MM: Ah, who cares? I’m going to go home and watch This Old Cub about 42 more times tonight and damn Boers & Bernstein, too, damn them to hell, for making fun of Ronnie Santo’s missing legs and of that guy I know who walked from Arizona to Chicago. And then people wonder why I don’t do cross-talk with those sons-of-bitches! And, John Dewan, screw you and your stats, too! Screw everyone here! I’m having an on-air meltdown right now! They give me all these crappy producers to work with and all these crappy time slots to fill and I get no respect around here! And idiots are on message boards ripping me daily and MacNeil is calling me a prick and saying I haven’t evolved. Evolve this, Mr. $600,000 a year! Yeah, you’re so funny and know so much about football. Geez, what do you expect? They team you with an ex-comedian and an ex-football player, for Christ’s sake! What do they give me to work with??!! NOTHING!!! Wally Phillips did cute drop-ins for 40 years and he was King of Chicago! I do them and everyone thinks I suck! Well, take this, Chicago . . .

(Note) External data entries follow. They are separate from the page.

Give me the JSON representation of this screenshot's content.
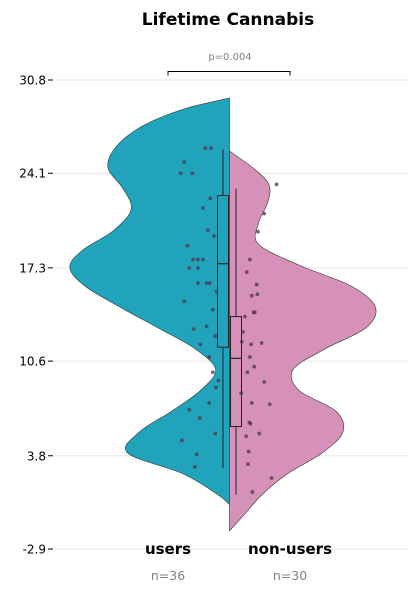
{
  "chart_data": {
    "type": "split-violin",
    "title": "Lifetime Cannabis",
    "xlabel": "",
    "ylabel": "",
    "ylim": [
      -2.9,
      30.8
    ],
    "yticks": [
      "-2.9",
      "3.8",
      "10.6",
      "17.3",
      "24.1",
      "30.8"
    ],
    "ytick_values": [
      -2.9,
      3.8,
      10.6,
      17.3,
      24.1,
      30.8
    ],
    "grid": "horizontal",
    "annotation": {
      "text": "p=0.004"
    },
    "groups": [
      {
        "name": "users",
        "n_label": "n=36",
        "color": "#21a3bb",
        "side": "left",
        "violin_range": [
          0.3,
          29.5
        ],
        "violin_profile": [
          [
            0.3,
            0
          ],
          [
            1.0,
            0.1
          ],
          [
            2.5,
            0.4
          ],
          [
            4.0,
            0.88
          ],
          [
            5.5,
            0.78
          ],
          [
            7.0,
            0.5
          ],
          [
            8.5,
            0.25
          ],
          [
            10.0,
            0.12
          ],
          [
            11.5,
            0.3
          ],
          [
            13.0,
            0.62
          ],
          [
            14.5,
            0.95
          ],
          [
            16.0,
            1.25
          ],
          [
            17.3,
            1.38
          ],
          [
            18.5,
            1.28
          ],
          [
            20.0,
            1.0
          ],
          [
            21.5,
            0.85
          ],
          [
            23.0,
            0.92
          ],
          [
            24.5,
            1.05
          ],
          [
            26.0,
            0.98
          ],
          [
            27.5,
            0.75
          ],
          [
            28.7,
            0.4
          ],
          [
            29.5,
            0
          ]
        ],
        "box": {
          "q1": 11.6,
          "median": 17.6,
          "q3": 22.5,
          "whisker_low": 2.9,
          "whisker_high": 25.8
        },
        "points": [
          [
            25.9,
            0.26
          ],
          [
            25.9,
            0.17
          ],
          [
            24.9,
            0.6
          ],
          [
            24.1,
            0.66
          ],
          [
            24.1,
            0.47
          ],
          [
            22.3,
            0.18
          ],
          [
            20.0,
            0.22
          ],
          [
            18.9,
            0.55
          ],
          [
            17.9,
            0.46
          ],
          [
            17.9,
            0.38
          ],
          [
            17.9,
            0.3
          ],
          [
            17.3,
            0.38
          ],
          [
            17.3,
            0.52
          ],
          [
            16.2,
            0.38
          ],
          [
            16.2,
            0.19
          ],
          [
            16.2,
            0.24
          ],
          [
            15.6,
            0.08
          ],
          [
            14.3,
            0.14
          ],
          [
            13.1,
            0.24
          ],
          [
            12.4,
            0.1
          ],
          [
            11.8,
            0.34
          ],
          [
            10.9,
            0.2
          ],
          [
            9.8,
            0.14
          ],
          [
            8.7,
            0.09
          ],
          [
            7.6,
            0.2
          ],
          [
            6.5,
            0.35
          ],
          [
            5.4,
            0.1
          ],
          [
            4.9,
            0.64
          ],
          [
            3.9,
            0.4
          ],
          [
            3.0,
            0.43
          ],
          [
            7.1,
            0.52
          ],
          [
            9.2,
            0.05
          ],
          [
            14.9,
            0.6
          ],
          [
            19.6,
            0.12
          ],
          [
            12.9,
            0.45
          ],
          [
            21.6,
            0.3
          ]
        ]
      },
      {
        "name": "non-users",
        "n_label": "n=30",
        "color": "#d591b8",
        "side": "right",
        "violin_range": [
          -1.6,
          25.7
        ],
        "violin_profile": [
          [
            -1.6,
            0
          ],
          [
            -0.5,
            0.12
          ],
          [
            1.0,
            0.28
          ],
          [
            2.5,
            0.5
          ],
          [
            4.0,
            0.8
          ],
          [
            5.5,
            0.98
          ],
          [
            7.0,
            0.92
          ],
          [
            8.5,
            0.6
          ],
          [
            10.0,
            0.55
          ],
          [
            11.5,
            0.83
          ],
          [
            13.0,
            1.18
          ],
          [
            14.5,
            1.26
          ],
          [
            16.0,
            1.05
          ],
          [
            17.5,
            0.6
          ],
          [
            19.0,
            0.25
          ],
          [
            20.5,
            0.25
          ],
          [
            22.0,
            0.33
          ],
          [
            23.3,
            0.34
          ],
          [
            24.5,
            0.2
          ],
          [
            25.7,
            0
          ]
        ],
        "box": {
          "q1": 5.9,
          "median": 10.8,
          "q3": 13.8,
          "whisker_low": 1.0,
          "whisker_high": 23.0
        },
        "points": [
          [
            23.3,
            0.63
          ],
          [
            21.2,
            0.43
          ],
          [
            19.9,
            0.33
          ],
          [
            17.9,
            0.2
          ],
          [
            16.1,
            0.31
          ],
          [
            15.4,
            0.32
          ],
          [
            15.3,
            0.23
          ],
          [
            14.1,
            0.28
          ],
          [
            14.1,
            0.26
          ],
          [
            13.8,
            0.12
          ],
          [
            12.0,
            0.07
          ],
          [
            11.9,
            0.39
          ],
          [
            11.8,
            0.22
          ],
          [
            10.9,
            0.2
          ],
          [
            10.2,
            0.27
          ],
          [
            9.8,
            0.16
          ],
          [
            9.1,
            0.43
          ],
          [
            7.6,
            0.23
          ],
          [
            7.5,
            0.52
          ],
          [
            6.2,
            0.19
          ],
          [
            6.1,
            0.21
          ],
          [
            5.2,
            0.14
          ],
          [
            4.1,
            0.18
          ],
          [
            3.2,
            0.17
          ],
          [
            2.2,
            0.55
          ],
          [
            1.2,
            0.24
          ],
          [
            8.3,
            0.06
          ],
          [
            12.7,
            0.09
          ],
          [
            17.0,
            0.15
          ],
          [
            5.4,
            0.35
          ]
        ]
      }
    ]
  }
}
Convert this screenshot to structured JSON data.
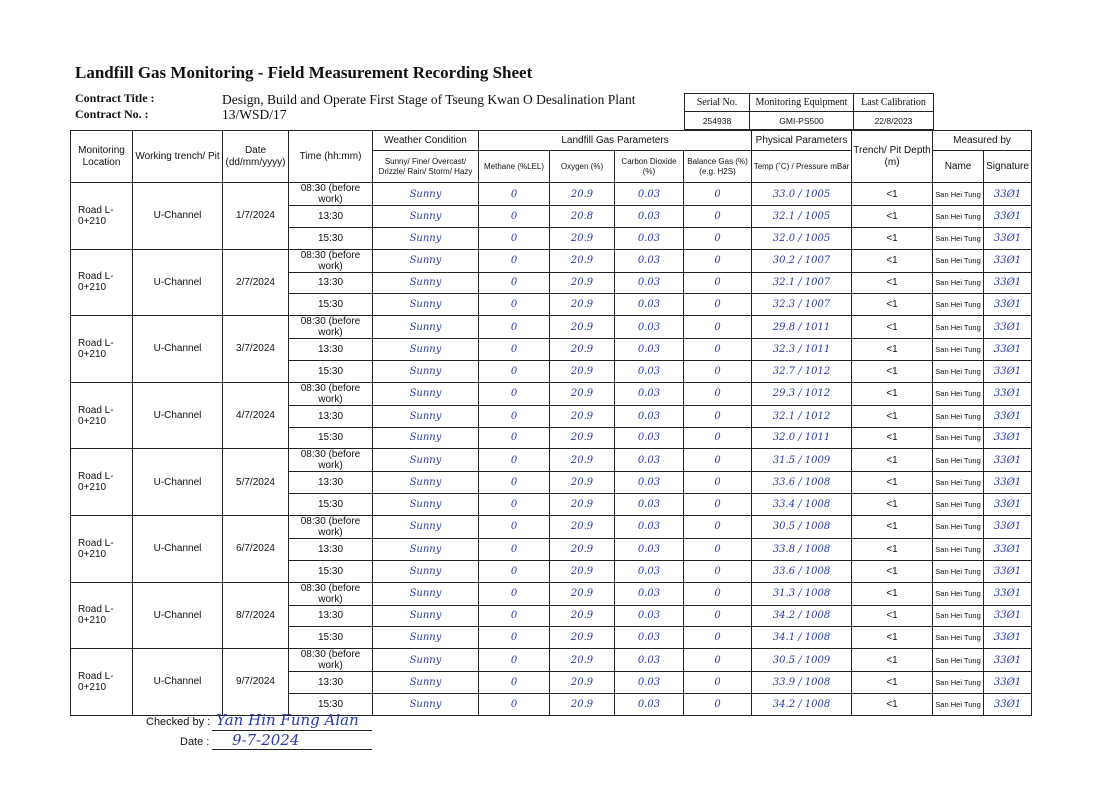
{
  "title": "Landfill Gas Monitoring - Field Measurement Recording Sheet",
  "contract": {
    "title_label": "Contract Title :",
    "title_value": "Design, Build and Operate First Stage of Tseung Kwan O Desalination Plant",
    "no_label": "Contract No. :",
    "no_value": "13/WSD/17"
  },
  "equipment": {
    "headers": [
      "Serial No.",
      "Monitoring Equipment",
      "Last Calibration"
    ],
    "values": [
      "254938",
      "GMI-PS500",
      "22/8/2023"
    ]
  },
  "table": {
    "headers": {
      "location": "Monitoring Location",
      "trench": "Working trench/ Pit",
      "date": "Date (dd/mm/yyyy)",
      "time": "Time (hh:mm)",
      "weather_group": "Weather Condition",
      "weather": "Sunny/ Fine/ Overcast/ Drizzle/ Rain/ Storm/ Hazy",
      "gas_group": "Landfill Gas Parameters",
      "methane": "Methane (%LEL)",
      "oxygen": "Oxygen (%)",
      "co2": "Carbon Dioxide (%)",
      "balance": "Balance Gas (%) (e.g. H2S)",
      "physical_group": "Physical Parameters",
      "temp": "Temp (˚C) / Pressure mBar",
      "depth": "Trench/ Pit Depth (m)",
      "measured_group": "Measured by",
      "name": "Name",
      "signature": "Signature"
    },
    "groups": [
      {
        "location": "Road L-0+210",
        "trench": "U-Channel",
        "date": "1/7/2024",
        "rows": [
          {
            "time": "08:30 (before work)",
            "weather": "Sunny",
            "methane": "0",
            "oxygen": "20.9",
            "co2": "0.03",
            "balance": "0",
            "temp_pressure": "33.0 / 1005",
            "depth": "<1",
            "name": "San Hei Tung",
            "signature": "33Ø1"
          },
          {
            "time": "13:30",
            "weather": "Sunny",
            "methane": "0",
            "oxygen": "20.8",
            "co2": "0.03",
            "balance": "0",
            "temp_pressure": "32.1 / 1005",
            "depth": "<1",
            "name": "San Hei Tung",
            "signature": "33Ø1"
          },
          {
            "time": "15:30",
            "weather": "Sunny",
            "methane": "0",
            "oxygen": "20.9",
            "co2": "0.03",
            "balance": "0",
            "temp_pressure": "32.0 / 1005",
            "depth": "<1",
            "name": "San Hei Tung",
            "signature": "33Ø1"
          }
        ]
      },
      {
        "location": "Road L-0+210",
        "trench": "U-Channel",
        "date": "2/7/2024",
        "rows": [
          {
            "time": "08:30 (before work)",
            "weather": "Sunny",
            "methane": "0",
            "oxygen": "20.9",
            "co2": "0.03",
            "balance": "0",
            "temp_pressure": "30.2 / 1007",
            "depth": "<1",
            "name": "San Hei Tung",
            "signature": "33Ø1"
          },
          {
            "time": "13:30",
            "weather": "Sunny",
            "methane": "0",
            "oxygen": "20.9",
            "co2": "0.03",
            "balance": "0",
            "temp_pressure": "32.1 / 1007",
            "depth": "<1",
            "name": "San Hei Tung",
            "signature": "33Ø1"
          },
          {
            "time": "15:30",
            "weather": "Sunny",
            "methane": "0",
            "oxygen": "20.9",
            "co2": "0.03",
            "balance": "0",
            "temp_pressure": "32.3 / 1007",
            "depth": "<1",
            "name": "San Hei Tung",
            "signature": "33Ø1"
          }
        ]
      },
      {
        "location": "Road L-0+210",
        "trench": "U-Channel",
        "date": "3/7/2024",
        "rows": [
          {
            "time": "08:30 (before work)",
            "weather": "Sunny",
            "methane": "0",
            "oxygen": "20.9",
            "co2": "0.03",
            "balance": "0",
            "temp_pressure": "29.8 / 1011",
            "depth": "<1",
            "name": "San Hei Tung",
            "signature": "33Ø1"
          },
          {
            "time": "13:30",
            "weather": "Sunny",
            "methane": "0",
            "oxygen": "20.9",
            "co2": "0.03",
            "balance": "0",
            "temp_pressure": "32.3 / 1011",
            "depth": "<1",
            "name": "San Hei Tung",
            "signature": "33Ø1"
          },
          {
            "time": "15:30",
            "weather": "Sunny",
            "methane": "0",
            "oxygen": "20.9",
            "co2": "0.03",
            "balance": "0",
            "temp_pressure": "32.7 / 1012",
            "depth": "<1",
            "name": "San Hei Tung",
            "signature": "33Ø1"
          }
        ]
      },
      {
        "location": "Road L-0+210",
        "trench": "U-Channel",
        "date": "4/7/2024",
        "rows": [
          {
            "time": "08:30 (before work)",
            "weather": "Sunny",
            "methane": "0",
            "oxygen": "20.9",
            "co2": "0.03",
            "balance": "0",
            "temp_pressure": "29.3 / 1012",
            "depth": "<1",
            "name": "San Hei Tung",
            "signature": "33Ø1"
          },
          {
            "time": "13:30",
            "weather": "Sunny",
            "methane": "0",
            "oxygen": "20.9",
            "co2": "0.03",
            "balance": "0",
            "temp_pressure": "32.1 / 1012",
            "depth": "<1",
            "name": "San Hei Tung",
            "signature": "33Ø1"
          },
          {
            "time": "15:30",
            "weather": "Sunny",
            "methane": "0",
            "oxygen": "20.9",
            "co2": "0.03",
            "balance": "0",
            "temp_pressure": "32.0 / 1011",
            "depth": "<1",
            "name": "San Hei Tung",
            "signature": "33Ø1"
          }
        ]
      },
      {
        "location": "Road L-0+210",
        "trench": "U-Channel",
        "date": "5/7/2024",
        "rows": [
          {
            "time": "08:30 (before work)",
            "weather": "Sunny",
            "methane": "0",
            "oxygen": "20.9",
            "co2": "0.03",
            "balance": "0",
            "temp_pressure": "31.5 / 1009",
            "depth": "<1",
            "name": "San Hei Tung",
            "signature": "33Ø1"
          },
          {
            "time": "13:30",
            "weather": "Sunny",
            "methane": "0",
            "oxygen": "20.9",
            "co2": "0.03",
            "balance": "0",
            "temp_pressure": "33.6 / 1008",
            "depth": "<1",
            "name": "San Hei Tung",
            "signature": "33Ø1"
          },
          {
            "time": "15:30",
            "weather": "Sunny",
            "methane": "0",
            "oxygen": "20.9",
            "co2": "0.03",
            "balance": "0",
            "temp_pressure": "33.4 / 1008",
            "depth": "<1",
            "name": "San Hei Tung",
            "signature": "33Ø1"
          }
        ]
      },
      {
        "location": "Road L-0+210",
        "trench": "U-Channel",
        "date": "6/7/2024",
        "rows": [
          {
            "time": "08:30 (before work)",
            "weather": "Sunny",
            "methane": "0",
            "oxygen": "20.9",
            "co2": "0.03",
            "balance": "0",
            "temp_pressure": "30.5 / 1008",
            "depth": "<1",
            "name": "San Hei Tung",
            "signature": "33Ø1"
          },
          {
            "time": "13:30",
            "weather": "Sunny",
            "methane": "0",
            "oxygen": "20.9",
            "co2": "0.03",
            "balance": "0",
            "temp_pressure": "33.8 / 1008",
            "depth": "<1",
            "name": "San Hei Tung",
            "signature": "33Ø1"
          },
          {
            "time": "15:30",
            "weather": "Sunny",
            "methane": "0",
            "oxygen": "20.9",
            "co2": "0.03",
            "balance": "0",
            "temp_pressure": "33.6 / 1008",
            "depth": "<1",
            "name": "San Hei Tung",
            "signature": "33Ø1"
          }
        ]
      },
      {
        "location": "Road L-0+210",
        "trench": "U-Channel",
        "date": "8/7/2024",
        "rows": [
          {
            "time": "08:30 (before work)",
            "weather": "Sunny",
            "methane": "0",
            "oxygen": "20.9",
            "co2": "0.03",
            "balance": "0",
            "temp_pressure": "31.3 / 1008",
            "depth": "<1",
            "name": "San Hei Tung",
            "signature": "33Ø1"
          },
          {
            "time": "13:30",
            "weather": "Sunny",
            "methane": "0",
            "oxygen": "20.9",
            "co2": "0.03",
            "balance": "0",
            "temp_pressure": "34.2 / 1008",
            "depth": "<1",
            "name": "San Hei Tung",
            "signature": "33Ø1"
          },
          {
            "time": "15:30",
            "weather": "Sunny",
            "methane": "0",
            "oxygen": "20.9",
            "co2": "0.03",
            "balance": "0",
            "temp_pressure": "34.1 / 1008",
            "depth": "<1",
            "name": "San Hei Tung",
            "signature": "33Ø1"
          }
        ]
      },
      {
        "location": "Road L-0+210",
        "trench": "U-Channel",
        "date": "9/7/2024",
        "rows": [
          {
            "time": "08:30 (before work)",
            "weather": "Sunny",
            "methane": "0",
            "oxygen": "20.9",
            "co2": "0.03",
            "balance": "0",
            "temp_pressure": "30.5 / 1009",
            "depth": "<1",
            "name": "San Hei Tung",
            "signature": "33Ø1"
          },
          {
            "time": "13:30",
            "weather": "Sunny",
            "methane": "0",
            "oxygen": "20.9",
            "co2": "0.03",
            "balance": "0",
            "temp_pressure": "33.9 / 1008",
            "depth": "<1",
            "name": "San Hei Tung",
            "signature": "33Ø1"
          },
          {
            "time": "15:30",
            "weather": "Sunny",
            "methane": "0",
            "oxygen": "20.9",
            "co2": "0.03",
            "balance": "0",
            "temp_pressure": "34.2 / 1008",
            "depth": "<1",
            "name": "San Hei Tung",
            "signature": "33Ø1"
          }
        ]
      }
    ]
  },
  "footer": {
    "checked_by_label": "Checked by :",
    "checked_by_value": "Yan Hin Fung Alan",
    "date_label": "Date :",
    "date_value": "9-7-2024"
  },
  "colors": {
    "ink": "#2b3aa8"
  }
}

[At this point, Murph totally loses control and presses every sound-effect and tape drop-in button he has, all at the same time, and the studio blows up in a huge mushroom cloud. Ironically, and poignantly, the only device left working is a single tape machine, which is pitifully and mournfully playing his closing theme, “Going Mobile,” as we focus in on the charred remains of Murph and then fade out.]